While everyone else was asleep, I sat wrapped in a blanket, looking out at a glassy lake, mulling over how I would record the past week’s family vacation memories. Click click click … click … click click click click click … The sound of someone pressing keys on an old typewriter nudged me … That’s it! I’ll ask everyone to write down their favorite memories of the week and send them to me. I’ll combine them, then pass them along! We can add to it every year! *Boom!*
I forget until I’m with my relatives, just how funny they are. The stories – some newly told, some re-told classics; all flawlessly delivered. With each new addition comes another opportunity to share stories about the crazy family the newest member signed into. A few years ago, I noticed how my kids listened motionless to my dad share the story of my mom plunging completely under water at Rough River thinking it was knee-deep because it was “so clear!” She’d spent the whole day trying to keep her hair dry for dinner later that evening only to have it destroyed at the boat ramp on our way home. My dad may or may not have already known how deep it was … we’ll never know for sure. What I do know is that my kids were anxious to hear more!
These oral accounts bring to life our family’s history. It gives insight into who our parents and grandparents were before we came to know them. Often, it has surprised me with how far we’ve come as a state, and even a country; for example, listening to my granddad share how he remembered mail being delivered via a hook on a platform next to the tracks as a train’s mail car passed by.
Oral accounts, or storytelling, have been used as far back as time, within every culture, in many forms. Traditions, values, genealogy, history, tall tales, secrets, all shared through song, dance, poems, drawings, writings, and more. I’m sure that through the years, the stories became less accurate over time, but they still served to create connections to culture. In Western Africa, storytellers were called griots; in Ireland, seanchaí; in medieval British and Gaelic, a bard or minstrel; in Western Kentucky, fisherman. (Okay, that last one’s not real!) Each of their roles are integral to their societies.
We may not need to tell stories to record history today, but storytelling continues to serve a valuable purpose. As we age, storytelling creates an opportunity to reminisce, reduces stress and depression, helps to reinforce one’s value, can improve memory, and can certainly increase mood.

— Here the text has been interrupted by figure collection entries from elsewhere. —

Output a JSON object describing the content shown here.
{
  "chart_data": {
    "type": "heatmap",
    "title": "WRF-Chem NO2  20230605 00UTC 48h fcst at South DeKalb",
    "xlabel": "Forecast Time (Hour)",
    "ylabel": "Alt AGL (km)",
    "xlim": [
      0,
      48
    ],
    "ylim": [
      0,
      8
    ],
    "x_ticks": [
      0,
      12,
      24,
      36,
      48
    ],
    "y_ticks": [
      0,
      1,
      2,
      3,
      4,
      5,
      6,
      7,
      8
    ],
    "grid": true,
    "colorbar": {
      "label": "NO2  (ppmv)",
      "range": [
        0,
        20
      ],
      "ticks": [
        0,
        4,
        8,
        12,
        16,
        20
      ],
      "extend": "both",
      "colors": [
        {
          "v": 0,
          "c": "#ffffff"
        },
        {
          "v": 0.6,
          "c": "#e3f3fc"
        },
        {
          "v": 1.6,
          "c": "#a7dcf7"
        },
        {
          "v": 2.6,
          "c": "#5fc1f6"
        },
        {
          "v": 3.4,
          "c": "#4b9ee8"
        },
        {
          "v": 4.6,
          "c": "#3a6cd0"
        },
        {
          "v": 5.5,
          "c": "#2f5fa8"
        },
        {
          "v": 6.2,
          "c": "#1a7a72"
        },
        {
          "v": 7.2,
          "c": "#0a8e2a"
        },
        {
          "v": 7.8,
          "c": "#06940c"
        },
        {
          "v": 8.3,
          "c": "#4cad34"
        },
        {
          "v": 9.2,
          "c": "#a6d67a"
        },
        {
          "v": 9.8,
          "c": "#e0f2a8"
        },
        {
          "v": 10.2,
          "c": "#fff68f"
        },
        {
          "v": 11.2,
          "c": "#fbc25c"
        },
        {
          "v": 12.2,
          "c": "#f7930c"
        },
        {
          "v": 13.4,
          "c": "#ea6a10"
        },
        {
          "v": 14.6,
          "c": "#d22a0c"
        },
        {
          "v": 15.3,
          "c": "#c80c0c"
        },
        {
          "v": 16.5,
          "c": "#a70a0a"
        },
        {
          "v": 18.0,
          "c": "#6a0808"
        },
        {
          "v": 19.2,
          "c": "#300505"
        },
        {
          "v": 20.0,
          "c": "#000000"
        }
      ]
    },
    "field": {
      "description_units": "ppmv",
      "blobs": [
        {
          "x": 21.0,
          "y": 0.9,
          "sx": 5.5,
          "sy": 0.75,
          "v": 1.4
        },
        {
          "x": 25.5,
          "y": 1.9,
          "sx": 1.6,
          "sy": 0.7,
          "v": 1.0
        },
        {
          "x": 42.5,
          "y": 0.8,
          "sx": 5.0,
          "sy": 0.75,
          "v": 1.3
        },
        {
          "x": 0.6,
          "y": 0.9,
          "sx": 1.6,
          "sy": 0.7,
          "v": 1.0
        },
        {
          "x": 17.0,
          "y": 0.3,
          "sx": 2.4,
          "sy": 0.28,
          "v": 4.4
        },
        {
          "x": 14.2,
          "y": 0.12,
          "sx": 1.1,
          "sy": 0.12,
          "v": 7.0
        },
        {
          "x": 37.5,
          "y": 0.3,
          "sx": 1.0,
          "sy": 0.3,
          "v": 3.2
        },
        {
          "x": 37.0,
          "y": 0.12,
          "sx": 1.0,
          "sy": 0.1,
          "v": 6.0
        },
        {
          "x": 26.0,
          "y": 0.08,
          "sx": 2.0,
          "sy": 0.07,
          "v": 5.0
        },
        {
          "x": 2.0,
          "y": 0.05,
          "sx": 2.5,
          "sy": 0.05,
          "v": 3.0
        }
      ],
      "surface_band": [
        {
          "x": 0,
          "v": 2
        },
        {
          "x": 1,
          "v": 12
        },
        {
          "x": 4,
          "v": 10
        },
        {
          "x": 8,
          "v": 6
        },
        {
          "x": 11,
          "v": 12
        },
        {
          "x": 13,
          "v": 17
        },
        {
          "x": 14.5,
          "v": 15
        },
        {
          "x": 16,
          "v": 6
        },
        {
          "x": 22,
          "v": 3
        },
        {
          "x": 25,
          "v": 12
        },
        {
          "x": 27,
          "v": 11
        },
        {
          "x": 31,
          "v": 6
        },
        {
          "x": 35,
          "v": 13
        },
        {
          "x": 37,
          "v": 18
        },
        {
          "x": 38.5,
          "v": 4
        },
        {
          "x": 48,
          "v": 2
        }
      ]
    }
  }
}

How can we facilitate storytelling with our loved ones? Start by asking them prompting questions like:
What was your favorite thing to do as a kid?
Any holiday traditions that you really enjoyed?
How did you meet your wife? What was the first thing you thought when you met her?
Did you play sports?
What was the most scared you’ve ever been?
Were you a daredevil?
Is there an invention made during your lifetime that you think has been the most impactful?
Did you like school?
What was the most fun you ever had with your siblings or parents?
Who were you closest to, your mom or your dad?
Ask anything you’d like to know and then listen. By listen, I mean actively. Interrupt only to encourage them to continue. You can do this by using statements like, “tell me more,” “go on …,” or by asking clarifying questions. If they seem uncomfortable talking about something, move on. Ask if you may use your phone, or another digital device to capture those stories in a recording!
Sometimes, pulling out photographs to look at together prompts spontaneous stories. If you’d like, and are able, number the photograph you’re discussing and quickly jot down the number with the story in a journal, or write it on the back of the photograph if there’s room. So often we go through family photos and have no idea who the people in them are or were – but if you review them with your loved ones, you may find precious gems hidden in the images.
If your family member isn’t much of a talker, see if they’re willing to write down their life’s story. I’m a big fan of reading stories in people’s own handwriting. The story becomes a treasure of not only what’s being told, but a document that’s alive with the personality reflected in the handwriting.
If the project seems overwhelming to you, or if your storyteller is more comfortable telling a stranger than speaking directly to you, call your senior center, or library to see if they can recommend an organization or individual that can assist. There are even phone apps, and online tools to prompt stories. They can organize, develop timelines, even produce books that can be published and distributed to family members.
For Mother’s and Father’s Day this year, my brother and I got our parents separate subscriptions to a service which sends them weekly emails asking pre-formed questions. They respond to them and send off once they’re finished. After a year, the answers are compiled in a book to be given to family members. We can have as many copies as we want produced. We can’t wait to see the results!
Remember, you’re a part of this, too. Start recording your own stories. Write down your ideas in a notebook, or in your phone, and when you have some quiet time, write them down in a journal or create voice recordings. Go back to your social media account and pull out anything you may have entered as a reminder, too. Tell the good, bad, and the ugly – be real. Your transparency and vulnerability may show your grandchildren that, while times may be hard, there’s a light at the end of the tunnel. You just never know the difference your story may make in someone else’s life. Tell it!